A partir de ces constats, Hernández-Leo propose donc de recourir à un environnement auteur graphique pour soutenir la formalisation des scénarios d’apprentissage. Ce type d’outil est également jugé intéressant par Weinberger et al. (2009) qui insistent sur sa nécessaire capacité à permettre l’élaboration de scénarios à différents niveaux de granularité, d’une simple activité à un cours global. Les environnements d’aide à la conception et les langages de formalisation qui y

sont intégrés doivent permettre l’orchestration d’activités de natures diverses, et notamment l’articulation entre des activités d’apprentissage individuelles et des activités collectives.

De plus, Hernández-Leo se dirige vers une approche de l’assistance à la conception basée sur l’utilisation de patrons. Cette approche est considérée comme plus fonctionnelle et moins rigide que les approches traditionnelles de conception pédagogique. Dans le chapitre 6 différentes approches de l’assistance à la conception, et notamment l’approche par patrons, sont étudiées.

.

Synthèse : conception et activités d’apprentissage collectives

A travers les cadres de description étudiés ici nous retenons que la conception d’activités collectives d’apprentissage passe par la définition d’un scénario d’interactions se traduisant par :

la définition de rôles parfois différents pour les acteurs du scénario, la spécification des paramètres de constitution des groupes, l’indication du caractère synchrone ou asynchrone des échanges,

et surtout la spécification des aspects distribués du scénario s’appliquant aussi bien aux tâches, aux participants et aux outils.

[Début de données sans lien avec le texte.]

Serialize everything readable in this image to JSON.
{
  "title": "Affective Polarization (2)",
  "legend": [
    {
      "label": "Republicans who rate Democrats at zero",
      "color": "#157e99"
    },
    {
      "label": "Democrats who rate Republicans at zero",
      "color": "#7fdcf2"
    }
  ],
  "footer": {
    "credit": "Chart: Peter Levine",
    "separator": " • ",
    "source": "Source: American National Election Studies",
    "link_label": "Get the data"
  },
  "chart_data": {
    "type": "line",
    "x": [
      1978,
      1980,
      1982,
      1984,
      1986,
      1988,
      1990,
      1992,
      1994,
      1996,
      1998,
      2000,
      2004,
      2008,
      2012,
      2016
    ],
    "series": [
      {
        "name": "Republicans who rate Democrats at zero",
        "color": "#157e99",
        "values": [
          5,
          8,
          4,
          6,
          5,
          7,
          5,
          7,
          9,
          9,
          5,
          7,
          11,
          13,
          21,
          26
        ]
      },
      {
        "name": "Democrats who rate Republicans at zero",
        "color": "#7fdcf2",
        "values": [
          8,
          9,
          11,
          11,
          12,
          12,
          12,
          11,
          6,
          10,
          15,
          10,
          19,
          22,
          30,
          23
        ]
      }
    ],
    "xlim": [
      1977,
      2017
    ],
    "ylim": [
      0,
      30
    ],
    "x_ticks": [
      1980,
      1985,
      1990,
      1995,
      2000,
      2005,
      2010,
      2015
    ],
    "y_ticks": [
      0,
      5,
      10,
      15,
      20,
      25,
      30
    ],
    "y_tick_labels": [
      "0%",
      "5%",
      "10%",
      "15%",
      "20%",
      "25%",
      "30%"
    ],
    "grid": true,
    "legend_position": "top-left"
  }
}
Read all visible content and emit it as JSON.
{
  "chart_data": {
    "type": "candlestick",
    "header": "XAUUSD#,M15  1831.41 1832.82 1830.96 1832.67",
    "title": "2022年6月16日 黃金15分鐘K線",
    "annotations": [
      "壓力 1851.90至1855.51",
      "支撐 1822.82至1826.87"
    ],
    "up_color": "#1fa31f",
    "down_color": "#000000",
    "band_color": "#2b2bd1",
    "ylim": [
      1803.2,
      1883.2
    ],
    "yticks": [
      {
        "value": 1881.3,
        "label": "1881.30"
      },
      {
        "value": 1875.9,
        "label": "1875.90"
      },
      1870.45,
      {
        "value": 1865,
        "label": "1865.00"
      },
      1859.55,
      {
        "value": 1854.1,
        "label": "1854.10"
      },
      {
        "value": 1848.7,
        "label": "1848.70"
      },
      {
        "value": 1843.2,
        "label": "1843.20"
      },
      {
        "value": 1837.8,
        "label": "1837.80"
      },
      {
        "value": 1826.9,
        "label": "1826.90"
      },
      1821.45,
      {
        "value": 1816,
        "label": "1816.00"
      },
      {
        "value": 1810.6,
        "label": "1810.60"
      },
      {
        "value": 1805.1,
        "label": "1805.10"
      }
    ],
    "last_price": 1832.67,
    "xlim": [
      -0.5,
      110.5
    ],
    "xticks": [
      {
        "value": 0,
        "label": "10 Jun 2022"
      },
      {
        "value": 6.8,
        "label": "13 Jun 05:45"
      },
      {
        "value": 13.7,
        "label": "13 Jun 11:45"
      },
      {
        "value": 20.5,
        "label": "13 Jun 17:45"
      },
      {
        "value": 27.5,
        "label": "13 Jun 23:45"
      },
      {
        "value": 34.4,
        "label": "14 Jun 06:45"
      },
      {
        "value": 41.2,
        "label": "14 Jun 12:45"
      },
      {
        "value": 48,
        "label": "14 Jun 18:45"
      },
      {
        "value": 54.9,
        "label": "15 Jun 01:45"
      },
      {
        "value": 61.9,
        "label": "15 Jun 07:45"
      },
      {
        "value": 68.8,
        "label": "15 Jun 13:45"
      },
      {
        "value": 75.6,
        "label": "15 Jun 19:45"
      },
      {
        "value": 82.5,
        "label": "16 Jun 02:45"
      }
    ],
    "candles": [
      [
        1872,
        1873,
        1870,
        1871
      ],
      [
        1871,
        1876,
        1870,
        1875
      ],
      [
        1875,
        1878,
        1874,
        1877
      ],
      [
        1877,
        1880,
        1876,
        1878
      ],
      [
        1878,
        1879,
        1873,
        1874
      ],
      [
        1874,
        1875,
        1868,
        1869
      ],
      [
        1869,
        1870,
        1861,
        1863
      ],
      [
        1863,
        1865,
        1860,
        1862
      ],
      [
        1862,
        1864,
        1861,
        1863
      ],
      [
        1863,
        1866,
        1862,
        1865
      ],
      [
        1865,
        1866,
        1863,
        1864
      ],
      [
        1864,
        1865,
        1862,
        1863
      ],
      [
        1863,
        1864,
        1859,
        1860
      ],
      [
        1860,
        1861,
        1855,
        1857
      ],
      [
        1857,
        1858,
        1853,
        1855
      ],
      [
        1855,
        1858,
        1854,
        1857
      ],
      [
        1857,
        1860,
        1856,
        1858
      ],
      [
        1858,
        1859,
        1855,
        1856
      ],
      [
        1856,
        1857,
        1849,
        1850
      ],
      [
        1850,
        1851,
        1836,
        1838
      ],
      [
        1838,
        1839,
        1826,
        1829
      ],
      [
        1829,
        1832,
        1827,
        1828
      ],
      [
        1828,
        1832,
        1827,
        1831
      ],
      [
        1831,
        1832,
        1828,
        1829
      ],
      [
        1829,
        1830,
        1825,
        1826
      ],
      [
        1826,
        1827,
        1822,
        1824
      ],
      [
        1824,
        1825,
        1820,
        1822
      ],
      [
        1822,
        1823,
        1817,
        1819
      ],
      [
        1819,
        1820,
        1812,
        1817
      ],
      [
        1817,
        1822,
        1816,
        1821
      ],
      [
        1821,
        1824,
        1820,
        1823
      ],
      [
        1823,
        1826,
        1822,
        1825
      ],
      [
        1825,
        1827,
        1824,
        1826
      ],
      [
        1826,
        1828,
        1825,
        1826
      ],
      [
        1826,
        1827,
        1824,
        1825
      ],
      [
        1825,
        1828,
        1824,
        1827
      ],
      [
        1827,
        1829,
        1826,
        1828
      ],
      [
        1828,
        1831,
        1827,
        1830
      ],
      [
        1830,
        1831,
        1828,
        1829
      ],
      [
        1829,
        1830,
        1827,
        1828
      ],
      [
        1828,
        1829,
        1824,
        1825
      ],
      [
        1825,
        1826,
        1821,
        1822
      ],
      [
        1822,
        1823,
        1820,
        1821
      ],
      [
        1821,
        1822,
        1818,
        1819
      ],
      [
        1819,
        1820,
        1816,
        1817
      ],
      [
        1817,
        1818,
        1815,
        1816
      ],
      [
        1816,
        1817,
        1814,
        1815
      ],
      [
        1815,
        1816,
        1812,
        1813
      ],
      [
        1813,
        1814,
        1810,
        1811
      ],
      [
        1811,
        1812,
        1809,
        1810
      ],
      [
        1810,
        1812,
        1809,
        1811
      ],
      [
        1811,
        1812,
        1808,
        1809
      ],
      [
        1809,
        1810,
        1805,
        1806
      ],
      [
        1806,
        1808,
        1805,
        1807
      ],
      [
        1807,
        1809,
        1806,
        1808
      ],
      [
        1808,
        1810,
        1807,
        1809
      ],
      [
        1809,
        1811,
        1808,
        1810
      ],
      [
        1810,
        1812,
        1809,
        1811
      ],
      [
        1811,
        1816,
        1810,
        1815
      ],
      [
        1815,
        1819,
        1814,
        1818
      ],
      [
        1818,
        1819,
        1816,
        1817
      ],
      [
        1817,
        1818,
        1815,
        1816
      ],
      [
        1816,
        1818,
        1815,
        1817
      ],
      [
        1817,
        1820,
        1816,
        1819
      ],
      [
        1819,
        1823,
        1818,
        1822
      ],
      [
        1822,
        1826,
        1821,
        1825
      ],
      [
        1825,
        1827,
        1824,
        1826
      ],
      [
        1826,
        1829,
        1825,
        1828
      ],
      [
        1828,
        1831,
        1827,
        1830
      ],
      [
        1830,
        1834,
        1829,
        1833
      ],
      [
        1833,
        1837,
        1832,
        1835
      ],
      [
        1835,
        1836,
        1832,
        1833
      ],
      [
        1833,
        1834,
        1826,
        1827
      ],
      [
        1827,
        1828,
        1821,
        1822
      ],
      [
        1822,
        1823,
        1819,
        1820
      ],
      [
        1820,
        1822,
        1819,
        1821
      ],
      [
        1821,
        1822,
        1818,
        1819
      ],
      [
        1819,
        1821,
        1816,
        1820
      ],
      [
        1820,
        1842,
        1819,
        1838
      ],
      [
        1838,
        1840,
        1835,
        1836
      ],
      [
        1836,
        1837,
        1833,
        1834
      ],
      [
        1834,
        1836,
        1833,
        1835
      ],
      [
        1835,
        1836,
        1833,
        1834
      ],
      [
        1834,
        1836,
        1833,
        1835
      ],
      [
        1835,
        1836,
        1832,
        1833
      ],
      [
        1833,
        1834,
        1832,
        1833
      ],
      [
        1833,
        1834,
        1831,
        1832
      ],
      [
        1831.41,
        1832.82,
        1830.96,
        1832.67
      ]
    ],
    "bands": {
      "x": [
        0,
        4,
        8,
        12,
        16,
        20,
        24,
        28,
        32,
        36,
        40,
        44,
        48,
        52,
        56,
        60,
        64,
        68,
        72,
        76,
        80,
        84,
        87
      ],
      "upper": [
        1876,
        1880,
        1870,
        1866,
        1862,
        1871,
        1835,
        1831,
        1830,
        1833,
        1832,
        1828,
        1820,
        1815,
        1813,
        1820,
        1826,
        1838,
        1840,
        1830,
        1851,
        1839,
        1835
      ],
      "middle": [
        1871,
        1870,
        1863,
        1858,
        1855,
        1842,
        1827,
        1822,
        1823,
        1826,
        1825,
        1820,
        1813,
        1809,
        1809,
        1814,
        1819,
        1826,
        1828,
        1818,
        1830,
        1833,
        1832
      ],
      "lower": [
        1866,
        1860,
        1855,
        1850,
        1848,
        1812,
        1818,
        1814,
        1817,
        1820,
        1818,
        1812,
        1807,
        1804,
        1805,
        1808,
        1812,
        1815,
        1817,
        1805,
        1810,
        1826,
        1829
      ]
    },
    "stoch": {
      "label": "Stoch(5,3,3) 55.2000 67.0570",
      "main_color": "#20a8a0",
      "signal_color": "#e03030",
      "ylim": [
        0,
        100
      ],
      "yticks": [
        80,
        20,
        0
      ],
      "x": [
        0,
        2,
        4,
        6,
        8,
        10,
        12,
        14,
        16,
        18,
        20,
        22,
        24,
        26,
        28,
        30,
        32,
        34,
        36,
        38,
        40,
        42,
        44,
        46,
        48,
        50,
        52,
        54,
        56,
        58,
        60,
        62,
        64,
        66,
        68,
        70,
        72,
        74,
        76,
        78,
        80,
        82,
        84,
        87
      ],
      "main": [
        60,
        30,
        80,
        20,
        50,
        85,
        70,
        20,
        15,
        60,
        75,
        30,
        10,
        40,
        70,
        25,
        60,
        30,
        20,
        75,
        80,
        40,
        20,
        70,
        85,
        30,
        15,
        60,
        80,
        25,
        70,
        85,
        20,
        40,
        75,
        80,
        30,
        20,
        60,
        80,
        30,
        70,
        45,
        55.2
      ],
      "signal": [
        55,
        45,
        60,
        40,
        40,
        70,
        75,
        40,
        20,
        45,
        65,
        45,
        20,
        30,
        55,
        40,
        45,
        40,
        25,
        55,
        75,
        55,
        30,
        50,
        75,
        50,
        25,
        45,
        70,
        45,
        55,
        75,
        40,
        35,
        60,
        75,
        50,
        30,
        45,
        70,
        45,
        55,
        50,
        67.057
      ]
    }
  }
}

Ces principes de conception alimentent notre travail, les scénarios LRPG ayant comme caractéristique principale de mettre en œuvre des activités d’apprentissage collectives. Nous nous situons plus particulièrement dans une approche de conception de scénarios en amont de l’exécution et laissons donc de côté les aspects liés à la régulation du scénario en cours d’activité.

L’une des particularités de la conception de scénarios d’apprentissage collectif consiste à trouver le bon équilibre de scénarisation : il s’agit de susciter des interactions sources d’apprentissage tout en prenant soin de ne pas adopter une démarche trop prescriptive qui risquerait d’altérer les caractéristiques qui rendent justement ces échanges sources d’apprentissage.